Belisario Domínguez nació en Comitán de las Flores, Chiapas, el 25 de abril de 1863. Sus padres fueron Cleofas Domínguez y María del Pilar Palencia. Realizó la instrucción primaria en su ciudad natal y, al concluirla, fue enviado a San Cristóbal de las Casas donde ingresó en el Instituto de Ciencias y Artes para cursar estudios superiores. En el año de 1879, fue enviado a Francia para perfeccionarse, allí estudió en la Sorbona, donde obtuvo el título de doctor en medicina el 17 de julio de 1890, y realizó, además, un estudio especializado en oftalmología.
A fines de 1890, Belisario Domínguez retornó a Comitán, ahí se dedicó por entero al ejercicio de su profesión. Así, la casa paterna se convirtió en un consultorio e instaló una pequeña farmacia, "La Fraternidad", donde manifestó su vocación altruista.
Una muestra de su valentía cívica la dio al enfrentarse, en 1905, al gobernador Rafael Pimentel, quien había incautado los fondos reunidos por la Junta Popular de Beneficencia de Comitán para construir un hospital. El emérito doctor solicitó públicamente al gobernador la devolución del dinero; éste accedió, y el inmueble que se edificó se destinó a fines educativos.
Belisario Domínguez tenía una fuerte raigambre liberal que lo impulsó a manifestarse en contra de las arbitrariedades del porfirismo, incursionando para ello como periodista combatiente; en abril de 1903, él mismo publicó una hoja suelta titulada "Chiapas", en la cual denunciaba la miseria de su estado; al año siguiente publicó el periódico "El Vate", título formado con las iniciales de las palabras Valor, Alegría, Trabajo y Estoicismo, a través del cual se propuso luchar contra las grandes diferencias sociales.

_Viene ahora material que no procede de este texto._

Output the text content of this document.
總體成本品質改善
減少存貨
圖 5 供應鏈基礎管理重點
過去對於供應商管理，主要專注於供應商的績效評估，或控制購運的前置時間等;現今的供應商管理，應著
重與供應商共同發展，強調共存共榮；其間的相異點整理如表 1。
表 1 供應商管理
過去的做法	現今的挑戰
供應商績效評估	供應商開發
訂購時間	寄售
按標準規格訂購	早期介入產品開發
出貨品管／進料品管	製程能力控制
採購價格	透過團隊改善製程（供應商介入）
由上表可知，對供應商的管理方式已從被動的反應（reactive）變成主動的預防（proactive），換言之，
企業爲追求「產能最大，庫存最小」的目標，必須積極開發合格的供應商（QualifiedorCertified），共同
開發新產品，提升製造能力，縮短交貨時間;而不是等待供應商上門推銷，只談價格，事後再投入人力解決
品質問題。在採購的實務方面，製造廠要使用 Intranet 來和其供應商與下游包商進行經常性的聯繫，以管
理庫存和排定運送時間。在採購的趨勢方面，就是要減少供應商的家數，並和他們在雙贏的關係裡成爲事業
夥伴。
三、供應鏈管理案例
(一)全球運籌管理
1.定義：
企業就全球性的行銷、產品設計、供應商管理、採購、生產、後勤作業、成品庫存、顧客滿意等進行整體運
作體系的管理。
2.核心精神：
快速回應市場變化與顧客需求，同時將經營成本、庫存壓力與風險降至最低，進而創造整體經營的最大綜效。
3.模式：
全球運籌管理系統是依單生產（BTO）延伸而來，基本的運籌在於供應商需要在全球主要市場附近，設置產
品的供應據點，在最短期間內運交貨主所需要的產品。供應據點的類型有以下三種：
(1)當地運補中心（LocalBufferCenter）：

En Chiapas, la revolución en la etapa maderista no tuvo manifestaciones tan violentas o masivas como en otros estados, pero logró la adhesión de hombres progresistas como el propio Domínguez. La popularidad adquirida merced a su humanitarismo, a su preocupación por los enfermos y a sus gestiones para la construcción de un hospital en Comitán, propiciaron que en 1911 fuera electo presidente municipal de su pueblo natal.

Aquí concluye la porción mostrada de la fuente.